Meteors Help Clouds Form in Martian Sky

This May 12, 2016 image provided by NASA shows the planet Mars. (NASA/ESA/Hubble Heritage Team – STScI/AURA, J. Bell – ASU, M. Wolff – Space Science Institute via AP)

(CN) – The question of how clouds form in Mars’ atmosphere may have been answered in a new study released Monday: meteors.

The study, published in the journal Nature Geoscience, discovered that “meteoric smoke” – icy dust created by meteorites impacting on the surface – accumulates in the red planet’s middle atmosphere about 18 miles above the surface.

The astronomers behind the findings said it is a “good reminder that planets and their weather patterns aren’t isolated from the solar systems around them.”

“We’re used to thinking of Earth, Mars and other bodies as these really self-contained planets that determine their own climates,” said Victoria Hartwick, lead author and graduate student at the University of Colorado Boulder. “But climate isn’t independent of the surrounding solar system.”

Hartwick said two to three tons of space debris hurtle to Mars’ surface every day, injecting large amounts of dust as they fall apart in the atmosphere. Using massive computer simulations to emulate the planetary atmosphere, the team discovered the formation of clouds after they added meteors to the simulations.

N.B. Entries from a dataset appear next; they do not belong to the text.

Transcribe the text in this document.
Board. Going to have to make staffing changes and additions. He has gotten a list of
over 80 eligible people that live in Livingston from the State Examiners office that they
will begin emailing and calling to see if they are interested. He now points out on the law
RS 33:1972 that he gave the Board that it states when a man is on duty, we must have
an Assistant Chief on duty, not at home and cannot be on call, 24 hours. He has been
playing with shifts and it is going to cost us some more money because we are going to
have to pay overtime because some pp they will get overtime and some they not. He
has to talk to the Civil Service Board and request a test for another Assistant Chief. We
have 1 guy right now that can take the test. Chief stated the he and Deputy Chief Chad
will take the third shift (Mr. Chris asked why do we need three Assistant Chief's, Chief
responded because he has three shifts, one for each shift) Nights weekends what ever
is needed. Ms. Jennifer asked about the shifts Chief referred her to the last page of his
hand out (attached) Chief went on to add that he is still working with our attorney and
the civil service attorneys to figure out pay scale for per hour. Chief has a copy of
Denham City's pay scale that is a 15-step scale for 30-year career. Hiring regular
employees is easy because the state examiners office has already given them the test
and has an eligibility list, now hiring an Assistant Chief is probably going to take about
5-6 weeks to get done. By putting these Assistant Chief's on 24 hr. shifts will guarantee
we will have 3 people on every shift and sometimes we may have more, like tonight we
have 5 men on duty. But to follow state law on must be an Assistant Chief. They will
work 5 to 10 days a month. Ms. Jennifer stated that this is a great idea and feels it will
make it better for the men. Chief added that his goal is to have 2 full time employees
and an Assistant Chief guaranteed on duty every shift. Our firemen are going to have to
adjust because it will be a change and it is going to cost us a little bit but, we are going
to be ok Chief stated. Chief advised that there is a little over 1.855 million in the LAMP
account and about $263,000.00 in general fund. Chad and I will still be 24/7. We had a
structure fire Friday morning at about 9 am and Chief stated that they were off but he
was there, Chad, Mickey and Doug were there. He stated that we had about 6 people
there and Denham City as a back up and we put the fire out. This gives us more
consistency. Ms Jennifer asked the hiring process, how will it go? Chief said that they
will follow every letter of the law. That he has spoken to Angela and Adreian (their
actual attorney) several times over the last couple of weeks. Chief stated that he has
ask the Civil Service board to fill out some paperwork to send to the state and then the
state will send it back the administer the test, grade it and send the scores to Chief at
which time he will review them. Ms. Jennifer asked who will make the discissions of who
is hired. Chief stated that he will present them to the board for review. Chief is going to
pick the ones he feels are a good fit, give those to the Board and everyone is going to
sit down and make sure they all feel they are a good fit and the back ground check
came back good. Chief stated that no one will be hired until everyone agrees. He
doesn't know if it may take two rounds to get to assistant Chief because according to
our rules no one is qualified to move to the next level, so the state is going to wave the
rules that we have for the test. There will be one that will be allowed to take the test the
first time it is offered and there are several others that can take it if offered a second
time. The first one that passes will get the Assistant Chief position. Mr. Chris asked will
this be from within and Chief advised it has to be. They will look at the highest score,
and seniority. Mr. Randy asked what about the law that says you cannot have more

“Our model couldn’t form clouds at these altitudes before,” Hartwick said. “But now, they’re all there, and they seem to be in all the right places.”

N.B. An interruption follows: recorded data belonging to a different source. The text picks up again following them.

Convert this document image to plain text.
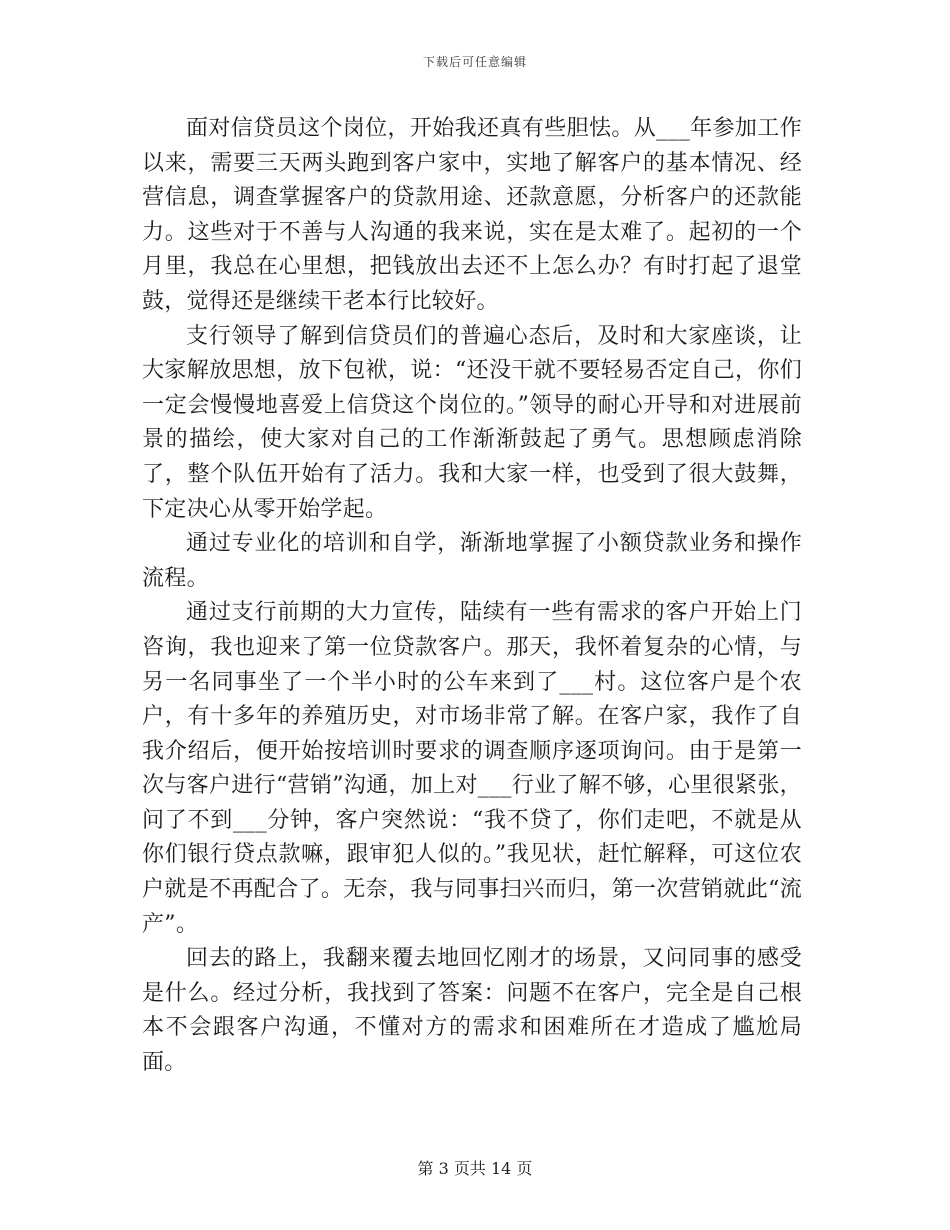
下载后可任意编辑

面对信贷员这个岗位，开始我还真有些胆怯。从___年参加工作以来，需要三天两头跑到客户家中，实地了解客户的基本情况、经营信息，调查掌握客户的贷款用途、还款意愿，分析客户的还款能力。这些对于不善与人沟通的我来说，实在是太难了。起初的一个月里，我总在心里想，把钱放出去还不上怎么办？有时打起了退堂鼓，觉得还是继续干老本行比较好。

支行领导了解到信贷员们的普遍心态后，及时和大家座谈，让大家解放思想，放下包袱，说：“还没干就不要轻易否定自己，你们一定会慢慢地喜爱上信贷这个岗位的。”领导的耐心开导和对进展前景的描绘，使大家对自己的工作渐渐鼓起了勇气。思想顾虑消除了，整个队伍开始有了活力。我和大家一样，也受到了很大鼓舞，下定决心从零开始学起。

通过专业化的培训和自学，渐渐地掌握了小额贷款业务和操作流程。

通过支行前期的大力宣传，陆续有一些有需求的客户开始上门咨询，我也迎来了第一位贷款客户。那天，我怀着复杂的心情，与另一名同事坐了一个半小时的公车来到了___村。这位客户是个农户，有十多年的养殖历史，对市场非常了解。在客户家，我作了自我介绍后，便开始按培训时要求的调查顺序逐项询问。由于是第一次与客户进行“营销”沟通，加上对___行业了解不够，心里很紧张，问了不到___分钟，客户突然说：“我不贷了，你们走吧，不就是从你们银行贷点款嘛，跟审犯人似的。”我见状，赶忙解释，可这位农户就是不再配合了。无奈，我与同事扫兴而归，第一次营销就此“流产”。

回去的路上，我翻来覆去地回忆刚才的场景，又问同事的感受是什么。经过分析，我找到了答案：问题不在客户，完全是自己根本不会跟客户沟通，不懂对方的需求和困难所在才造成了尴尬局面。

第 3 页共 14 页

Despite the formation of clouds in the Martian atmosphere, Hartwick said “you shouldn’t expect to see gigantic thunderheads forming above the surface of Mars anytime soon.” She compared the clouds on Mars to “much more like bits of cotton candy” rather than those on Earth that can cover the sky.

“But just because they’re thin and you can’t really see them doesn’t mean they can’t have an effect on the dynamics of the climate,” Hartwick said.

Some of the clouds her team observed in the simulation could cause temperatures at high altitudes to increase or decrease by up to 18 degrees. Study team member Brian Toon said the study could help astronomers determine how the red planet once support liquid water at the surface.

“More and more climate models are finding that the ancient climate of Mars, when rivers were flowing across its surface and life might have originated, was warmed by high altitude clouds,” Toon said. “It is likely that this discovery will become a major part of that idea for warming Mars.”